Pro-life speaker Seth Gruber, in association with Students for Life of America, will be kicking off his speaking tour “Abortion is Genocide” at Cal Poly Tuesday, Oct. 22 at 7 p.m.
His goal, he said, is to help students rethink their ideas about abortion in the larger historical context of genocide.
Gruber said he has dedicated his life to speaking, writing and hosting a podcast supporting the pro-life movement in the U.S.
“At 18 years old, as a senior in high school, I did my senior project on the moral question of abortion, and I volunteered at a pro-life organization in southern California where I saw for the first time abortion imagery — the majority of which was actually first trimester abortion imagery,” Gruber said.
Gruber said he was shocked by the images of six seven-week-old fetuses and that it ultimately altered the course of his life.
“This was clearly a person, clearly a baby who differs from us in basically the same ways that we differ from one another, according to our size, level of development, our location and our dependence,” Gruber said.
Gruber said he believes the fundamental ideals of abortion and those of genocides, such as the Holocaust, are not as different as some may think.
“Many pro-choice individuals and students at universities like Cal Poly SLO do not think about the unborn as sharing our same, equal human nature and value — and that’s the entire question in the debate, isn’t it?” Gruber said. “Is the unborn child a member of the human race who shares our common human values?”

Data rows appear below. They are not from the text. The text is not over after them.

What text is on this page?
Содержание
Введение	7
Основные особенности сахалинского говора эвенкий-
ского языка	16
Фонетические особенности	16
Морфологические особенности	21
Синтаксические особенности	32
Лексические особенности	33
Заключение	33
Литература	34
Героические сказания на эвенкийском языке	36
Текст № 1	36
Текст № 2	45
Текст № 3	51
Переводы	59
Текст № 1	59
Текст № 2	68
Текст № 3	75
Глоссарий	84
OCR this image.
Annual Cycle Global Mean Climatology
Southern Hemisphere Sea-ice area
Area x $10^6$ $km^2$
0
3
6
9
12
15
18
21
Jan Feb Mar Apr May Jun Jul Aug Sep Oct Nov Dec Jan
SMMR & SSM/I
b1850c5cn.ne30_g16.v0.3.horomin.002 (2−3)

“Is the unborn child a member of the human race who shares our common human values?”
Gruber argued the unborn fetus is a member of the human race and deserves the same human protection that society now would have wanted for the victims of historic instances of genocide.
Gruber said the argument of the pro-choice movement is a form of ageism that must prove that the unborn, while biologically human, are subhuman and not full persons — which he said is a “tragic misstep and repetition of history by utilizing the same tactics and dehumanization that racists and nazis use.”
After the presentation, Gruber will engage in an hour-long interactive question and answer session, where he said he invites students of any opinion to participate.
“If you disagree with me, if you think my lecture is atrocious, my comparisons are uncalled for and you hold different opinions, congratulations,” Gruber said. “This is the marketplace of ideas, where you will be exposed to ideas you like and don’t like, and you have the freedom of speech and autonomy to engage with those ideas in a respectful manner.”
Sociology senior and Cal Poly Students for Life chapter president Andrea Walle said the club felt conflicted about having Gruber speak on campus.
“It’s a human life, so when we take the life of a fetus — baby — whatever people want to call it, that is like killing it,” Walle said. “And then genocide is the mass murder of people, so if we believe that there is a life in the womb and abortion is killing it, then yes, we can say that there is genocide happening.”
At the same time, however, Walle said she wants the club to take a new approach when it comes to abortion conversations this year.
“We want to be open,” Walle said. “We want to hear people’s stories and understand, because understanding where the other side comes from gives us so much knowledge on who we are.”
The Planned Parenthood Generation Action club on campus did not comment but will be tabling on the same day of the event.